O sertão esverdeja de abundância
As chuvas pintam sorrisos na paisagem
As nuvens constroem casas na planura
Nos baixios os charcos emocionam
A água cobre as margens de esperança
Espelhos de água reflectem a luz
A Campina agasalha a pobreza
O gado deixou o curral para o pasto
O Sol cobra a superfície a pique
As árvores escondem os troncos
Os frutos escondem-se entre as folhas
A terra pousa o pó abaixo da verdura
Será boa altura de semear feijão
É tudo tão puro e promissor
O coração renasce na terra árida
As famílias festejam aliviadas a estação

José Gomes Ferreira

* poderia chamar-lhe Sol e chuva no sertão.

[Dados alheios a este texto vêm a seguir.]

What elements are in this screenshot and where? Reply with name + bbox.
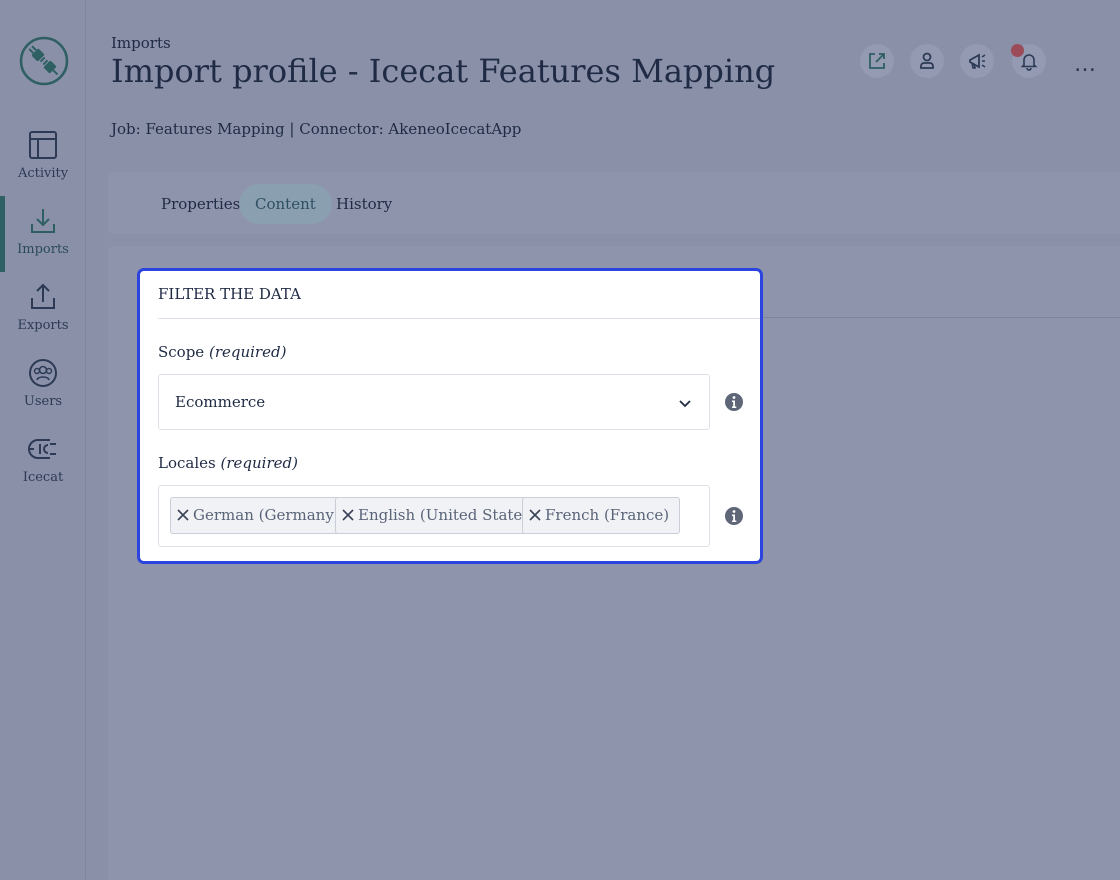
sidebar-item-label: Users [23, 394, 63, 409]
locale-chip: English (United States) [335, 497, 547, 534]
sidebar-item-icecat[interactable]: Icecat [0, 434, 86, 504]
content-divider [763, 317, 1120, 318]
users-icon [29, 359, 57, 387]
chevron-down-icon [679, 400, 691, 408]
sidebar-item-label: Imports [17, 242, 69, 257]
user-profile-button[interactable] [910, 44, 944, 78]
plug-logo-icon [19, 36, 69, 86]
tab-bar: Properties Content History [108, 172, 1120, 234]
locale-chip-label: French (France) [545, 506, 670, 524]
more-options-button[interactable]: … [1074, 52, 1098, 77]
sidebar-item-label: Activity [17, 166, 69, 181]
external-link-icon [869, 53, 885, 69]
sidebar-item-label: Exports [17, 318, 69, 333]
close-icon[interactable] [529, 509, 541, 521]
info-icon[interactable] [724, 506, 744, 526]
locales-label: Locales (required) [158, 454, 298, 472]
icecat-icon [28, 439, 56, 459]
job-connector-info: Job: Features Mapping | Connector: Akene… [111, 120, 522, 138]
import-icon [31, 209, 55, 233]
locale-chip: French (France) [522, 497, 681, 534]
breadcrumb[interactable]: Imports [111, 34, 171, 52]
close-icon[interactable] [342, 509, 354, 521]
sidebar-item-activity[interactable]: Activity [0, 130, 86, 200]
scope-label: Scope (required) [158, 343, 286, 361]
scope-label-text: Scope [158, 343, 205, 361]
sidebar-item-imports[interactable]: Imports [0, 196, 86, 276]
sidebar: Activity Imports Exports Users Icecat [0, 0, 86, 880]
locale-chip-label: English (United States) [358, 506, 536, 524]
export-icon [31, 283, 55, 309]
announcements-button[interactable] [960, 44, 994, 78]
tab-content[interactable]: Content [239, 184, 332, 224]
scope-select[interactable]: Ecommerce [158, 374, 710, 430]
sidebar-item-label: Icecat [22, 470, 64, 485]
app-logo[interactable] [19, 36, 69, 86]
card-title: FILTER THE DATA [158, 285, 301, 303]
locales-multiselect[interactable]: German (Germany) English (United States)… [158, 485, 710, 547]
sidebar-item-exports[interactable]: Exports [0, 282, 86, 352]
scope-required-text: (required) [208, 343, 287, 361]
open-external-button[interactable] [860, 44, 894, 78]
megaphone-icon [969, 53, 986, 69]
activity-icon [29, 131, 57, 159]
notification-badge [1011, 44, 1024, 57]
locales-label-text: Locales [158, 454, 216, 472]
tab-history[interactable]: History [320, 184, 408, 224]
page-title: Import profile - Icecat Features Mapping [111, 52, 776, 90]
close-icon[interactable] [177, 509, 189, 521]
sidebar-item-users[interactable]: Users [0, 358, 86, 428]
locale-chip-label: German (Germany) [193, 506, 340, 524]
user-icon [920, 52, 934, 69]
filter-data-card: FILTER THE DATA Scope (required) Ecommer… [137, 268, 763, 564]
info-icon[interactable] [724, 392, 744, 412]
card-divider [158, 318, 760, 319]
locales-required-text: (required) [220, 454, 298, 472]
scope-value: Ecommerce [175, 393, 266, 411]
locale-chip: German (Germany) [170, 497, 351, 534]
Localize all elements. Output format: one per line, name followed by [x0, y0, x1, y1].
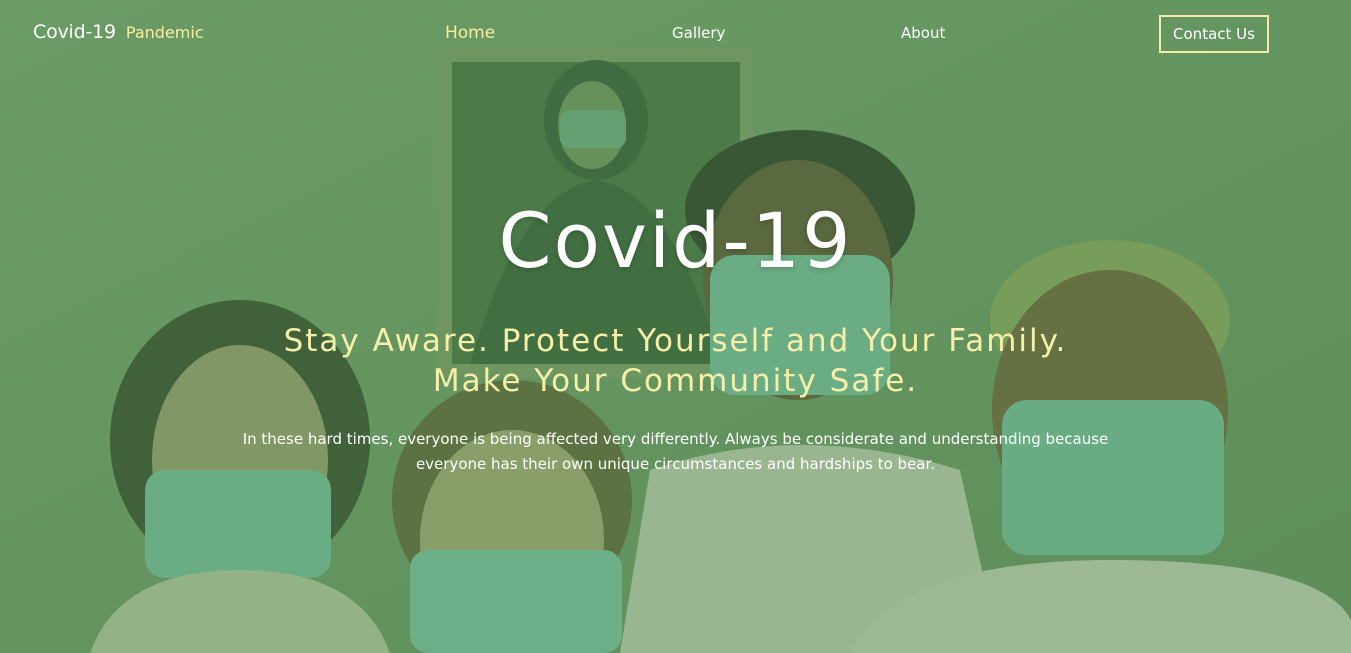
hero-description-line-2: everyone has their own unique circumstan… — [415, 455, 936, 473]
nav-link-gallery[interactable]: Gallery — [672, 24, 725, 42]
hero-subtitle-line-1: Stay Aware. Protect Yourself and Your Fa… — [283, 323, 1068, 359]
hero-description-line-1: In these hard times, everyone is being a… — [242, 430, 1109, 448]
contact-us-button[interactable]: Contact Us — [1159, 15, 1269, 53]
nav-link-home[interactable]: Home — [445, 23, 495, 43]
nav-link-about[interactable]: About — [901, 24, 945, 42]
brand-logo[interactable]: Covid-19 Pandemic — [33, 21, 204, 43]
hero-description: In these hard times, everyone is being a… — [210, 427, 1141, 477]
brand-subtitle: Pandemic — [125, 23, 204, 42]
hero-section: Covid-19 Pandemic Home Gallery About Con… — [0, 0, 1351, 653]
hero-subtitle: Stay Aware. Protect Yourself and Your Fa… — [0, 321, 1351, 401]
hero-subtitle-line-2: Make Your Community Safe. — [432, 363, 919, 399]
top-navbar: Covid-19 Pandemic Home Gallery About Con… — [0, 0, 1351, 68]
person-center — [392, 380, 632, 653]
hero-title: Covid-19 — [498, 196, 853, 285]
brand-title: Covid-19 — [33, 21, 116, 43]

Este ano as chuvas chegaram cedo, está tudo lindo. As fotografias do caju tirei esta manhã em Natal, que é Nordeste, mas não é sertão, o bioma é mata atlântica. Mas o caju é típico do bioma caatinga, constituindo parte da economia local. Quer o fruto, quer a castanha (o fruto é o corpo da fruta, a castanha a parte escura), têm muita procura. A cajuína é outro produto tradicional, geralmente relacionado ao Ceará. A cajuína é sumo/suco, se não mesmo a polpa do caju. Pela tarde viajei para Campina Grande, passando do Rio Grande do Norte para a Paraíba e do litoral para o interior. Depois de ver, em Dezembro, tudo tão seco, é lindo o sertão verde de boas chuvas. Nem sempre o verde é felicidade. A chuva miudinha dá origem à chamada seca verde, fica tudo verde, mas a chuva não altera o volume acumulado nas barragens.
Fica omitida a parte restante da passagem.